Diante da regra, representantes do setor de apostas avaliaram acionar o Judiciário para suspender os bloqueios automáticos, argumentando que a medida poderia ferir o princípio da livre iniciativa e prejudicar o funcionamento das plataformas.
Notas técnicas e estratégia abandonada
Segundo fontes ouvidas por integrantes do setor, chegaram a ser elaboradas notas técnicas com argumentos jurídicos para embasar uma eventual ação coletiva. Entretanto, o material foi engavetado depois que a Medida Provisória alternativa ao IOF — que incluía uma nova taxação sobre as bets — perdeu validade.
Governo mantém posição e prepara reação regulatória
Embora o setor tenha recuado, o governo federal não pretende flexibilizar sua política de controle sobre o acesso de beneficiários a sites de apostas. Pelo contrário: dentro do Ministério da Fazenda e da Casa Civil, há discussões sobre novas medidas de regulação e até mesmo imposições fiscais específicas para o segmento.
Possível taxação futura
Com o fim da MP, o governo perdeu temporariamente a oportunidade de aumentar a arrecadação sobre as apostas, mas técnicos da Fazenda avaliam que a taxação pode retornar em forma de projeto de lei ou decreto.

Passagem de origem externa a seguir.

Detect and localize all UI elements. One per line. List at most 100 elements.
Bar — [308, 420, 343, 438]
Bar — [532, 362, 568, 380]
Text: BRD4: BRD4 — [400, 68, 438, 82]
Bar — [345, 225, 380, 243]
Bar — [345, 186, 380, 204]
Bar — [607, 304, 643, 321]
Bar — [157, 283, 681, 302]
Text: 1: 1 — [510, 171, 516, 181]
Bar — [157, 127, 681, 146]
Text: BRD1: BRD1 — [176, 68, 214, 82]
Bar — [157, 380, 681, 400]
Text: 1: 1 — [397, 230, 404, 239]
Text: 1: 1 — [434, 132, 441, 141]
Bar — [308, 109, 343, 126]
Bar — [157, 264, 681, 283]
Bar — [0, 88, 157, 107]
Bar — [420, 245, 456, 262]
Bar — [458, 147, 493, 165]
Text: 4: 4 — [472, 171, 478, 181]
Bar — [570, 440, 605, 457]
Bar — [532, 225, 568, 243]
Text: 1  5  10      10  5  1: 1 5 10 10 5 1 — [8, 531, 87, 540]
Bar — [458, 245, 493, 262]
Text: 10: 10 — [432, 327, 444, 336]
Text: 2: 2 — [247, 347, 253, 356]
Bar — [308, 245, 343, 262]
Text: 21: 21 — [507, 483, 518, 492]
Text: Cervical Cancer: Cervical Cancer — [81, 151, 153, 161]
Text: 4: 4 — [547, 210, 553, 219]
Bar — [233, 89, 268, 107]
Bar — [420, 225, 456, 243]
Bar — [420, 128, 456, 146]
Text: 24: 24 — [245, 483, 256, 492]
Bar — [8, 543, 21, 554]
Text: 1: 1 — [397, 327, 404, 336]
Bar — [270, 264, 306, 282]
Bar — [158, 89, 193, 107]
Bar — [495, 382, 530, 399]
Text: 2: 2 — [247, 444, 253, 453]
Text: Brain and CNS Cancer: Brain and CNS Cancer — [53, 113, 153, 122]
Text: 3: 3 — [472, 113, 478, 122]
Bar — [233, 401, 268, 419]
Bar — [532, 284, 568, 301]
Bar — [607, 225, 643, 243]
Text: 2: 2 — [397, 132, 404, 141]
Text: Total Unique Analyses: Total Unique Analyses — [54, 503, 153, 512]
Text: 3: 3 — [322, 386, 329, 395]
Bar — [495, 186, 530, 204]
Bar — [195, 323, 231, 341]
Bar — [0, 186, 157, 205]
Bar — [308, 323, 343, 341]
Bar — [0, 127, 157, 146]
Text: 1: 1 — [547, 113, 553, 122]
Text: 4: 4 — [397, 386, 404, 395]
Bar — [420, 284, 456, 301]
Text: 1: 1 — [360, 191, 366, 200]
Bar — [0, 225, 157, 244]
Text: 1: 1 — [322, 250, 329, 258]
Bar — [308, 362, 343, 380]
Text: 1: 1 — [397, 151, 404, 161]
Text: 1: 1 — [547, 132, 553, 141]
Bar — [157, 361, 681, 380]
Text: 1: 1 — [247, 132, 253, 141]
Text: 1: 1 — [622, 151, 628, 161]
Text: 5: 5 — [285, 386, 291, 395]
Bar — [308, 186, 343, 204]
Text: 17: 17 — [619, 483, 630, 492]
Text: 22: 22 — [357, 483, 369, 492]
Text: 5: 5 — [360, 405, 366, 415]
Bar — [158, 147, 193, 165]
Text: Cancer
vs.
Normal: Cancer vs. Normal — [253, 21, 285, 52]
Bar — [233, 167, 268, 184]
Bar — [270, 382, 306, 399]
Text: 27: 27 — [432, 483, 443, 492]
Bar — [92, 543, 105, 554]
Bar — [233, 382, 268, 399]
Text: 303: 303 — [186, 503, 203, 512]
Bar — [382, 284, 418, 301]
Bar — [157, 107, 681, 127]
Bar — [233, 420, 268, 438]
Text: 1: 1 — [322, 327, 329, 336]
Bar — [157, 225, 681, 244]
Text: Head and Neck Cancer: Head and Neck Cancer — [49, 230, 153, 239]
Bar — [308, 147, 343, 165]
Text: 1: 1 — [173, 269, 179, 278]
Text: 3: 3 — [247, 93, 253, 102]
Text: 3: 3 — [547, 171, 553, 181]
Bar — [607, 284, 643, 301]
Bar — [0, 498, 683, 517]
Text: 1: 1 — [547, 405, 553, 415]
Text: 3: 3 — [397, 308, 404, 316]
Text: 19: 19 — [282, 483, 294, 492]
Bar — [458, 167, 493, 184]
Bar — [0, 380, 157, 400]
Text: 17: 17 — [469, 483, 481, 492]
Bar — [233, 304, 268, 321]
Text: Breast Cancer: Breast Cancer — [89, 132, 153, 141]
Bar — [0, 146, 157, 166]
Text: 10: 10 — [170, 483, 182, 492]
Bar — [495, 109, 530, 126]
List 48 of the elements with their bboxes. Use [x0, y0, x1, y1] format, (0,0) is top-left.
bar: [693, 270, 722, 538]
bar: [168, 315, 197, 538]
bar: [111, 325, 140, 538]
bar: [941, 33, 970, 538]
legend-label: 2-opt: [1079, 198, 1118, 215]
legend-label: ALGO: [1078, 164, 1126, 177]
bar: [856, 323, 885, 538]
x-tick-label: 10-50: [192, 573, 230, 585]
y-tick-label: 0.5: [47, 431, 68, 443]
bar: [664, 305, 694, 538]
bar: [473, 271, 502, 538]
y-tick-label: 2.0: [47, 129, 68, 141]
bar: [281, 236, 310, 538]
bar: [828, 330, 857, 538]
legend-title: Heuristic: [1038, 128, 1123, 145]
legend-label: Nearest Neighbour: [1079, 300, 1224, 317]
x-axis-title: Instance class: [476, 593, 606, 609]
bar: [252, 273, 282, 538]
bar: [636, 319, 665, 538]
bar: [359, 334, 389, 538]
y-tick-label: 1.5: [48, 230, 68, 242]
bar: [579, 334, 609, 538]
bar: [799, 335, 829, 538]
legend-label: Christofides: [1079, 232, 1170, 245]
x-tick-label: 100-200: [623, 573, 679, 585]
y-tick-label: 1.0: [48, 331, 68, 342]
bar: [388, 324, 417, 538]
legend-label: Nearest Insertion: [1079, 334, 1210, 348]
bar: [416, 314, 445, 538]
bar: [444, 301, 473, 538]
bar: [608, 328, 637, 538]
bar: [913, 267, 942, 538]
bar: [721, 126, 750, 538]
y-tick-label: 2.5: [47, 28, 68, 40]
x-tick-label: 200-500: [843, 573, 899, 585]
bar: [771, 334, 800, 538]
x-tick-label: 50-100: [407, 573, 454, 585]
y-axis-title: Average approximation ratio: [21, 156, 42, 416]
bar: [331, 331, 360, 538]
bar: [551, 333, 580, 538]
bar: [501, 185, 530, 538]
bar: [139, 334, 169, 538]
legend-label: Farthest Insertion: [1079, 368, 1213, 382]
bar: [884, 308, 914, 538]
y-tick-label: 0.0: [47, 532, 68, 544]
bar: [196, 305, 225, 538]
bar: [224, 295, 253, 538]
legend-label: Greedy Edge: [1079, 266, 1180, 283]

A proposta mais recente previa que as plataformas de apostas online seriam tributadas em até 18% sobre a receita líquida. Além disso, apostadores com ganhos acima de um determinado limite também estariam sujeitos ao Imposto de Renda
A tensão entre o mercado e o poder público
O relacionamento entre as bets e o governo federal tem sido marcado por altos e baixos desde que o mercado foi regulamentado no Brasil. O crescimento acelerado das plataformas, impulsionado pela popularização dos esportes e dos influenciadores digitais, trouxe novos desafios à política pública.
Crescimento e popularização das bets
Nos últimos três anos, as apostas esportivas cresceram exponencialmente no Brasil. Estimativas apontam que o setor já movimenta mais de R$ 20 bilhões por ano, com milhões de usuários cadastrados.
Com a expansão, surgiram preocupações com endividamento, jogos patológicos e uso indevido de recursos públicos, o que motivou o governo a intervir.
Próximos passos: nova regulamentação e fiscalização
Mesmo com o recuo das empresas, o governo planeja fortalecer o arcabouço regulatório das apostas online. A Secretaria de Prêmios e Apostas, vinculada à Fazenda, trabalha na elaboração de novas instruções normativas que devem entrar em vigor até o início de 2026.
Entre as medidas em estudo estão:
- Criação de um selo de conformidade para plataformas licenciadas;
- Integração de dados entre bancos, CadÚnico e sites de apostas;
- Regras mais rígidas de publicidade e patrocínio esportivo;
- Penalidades para empresas que permitirem o uso indevido de recursos públicos.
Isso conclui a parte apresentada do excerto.